- Original language: English
- Written by: Sam Shepard
- Genre: Drama

Premiere
- Date: 1978

= Tongues (play) =

Tongues is a 1978 play by Sam Shepard and Joseph Chaikin. Tongues is a series of monologues set to percussion and meant for one actor. Shepard and Chaikin had previously agreed to do a piece surrounding the concept of the voice, and nearing completion of the piece, decided it required some kind of musical accompaniment. It was first performed at the Magic Theatre in San Francisco, by the playwrights themselves: Chaikin provided the voice of the speaker, and Shepard was the director and instrumentalist.

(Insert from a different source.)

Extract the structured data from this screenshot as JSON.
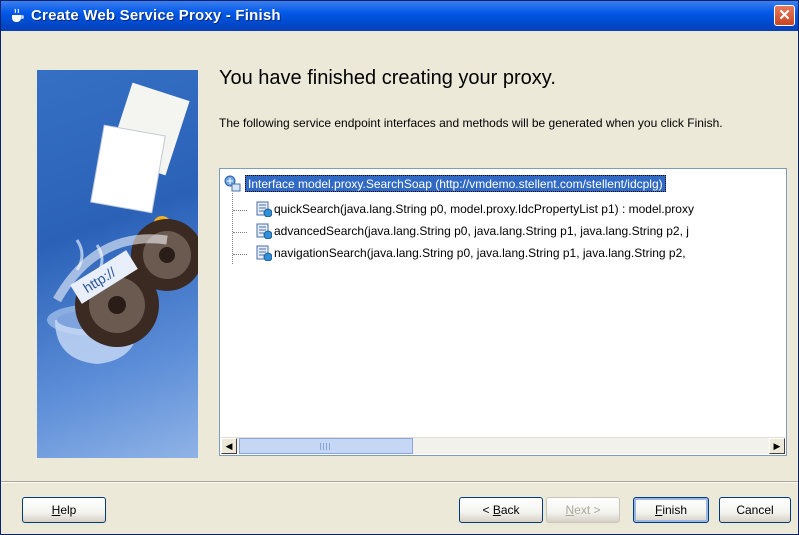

The play is written so that actors who wish to perform the piece can experiment with the stage directions, which are minimal aside from the percussion directions.

==Plot summary==
The play is set on a bare stage, with a single chair draped in a Mexican blanket for the speaker. The stage is essentially black, except for the blanket. The sole character is the speaker, who begins telling the story of a nameless man. The speaker then goes on to impersonate different people such as a mother, a worker, and a "voice to a Blind One". A highlight of the play is described as the "Hunger Dialogue" in the script, which involves a contradictory exchange between two characters (both played by the speaker). The voice for each character are made distinct from each other only by the tone the speaker uses for each.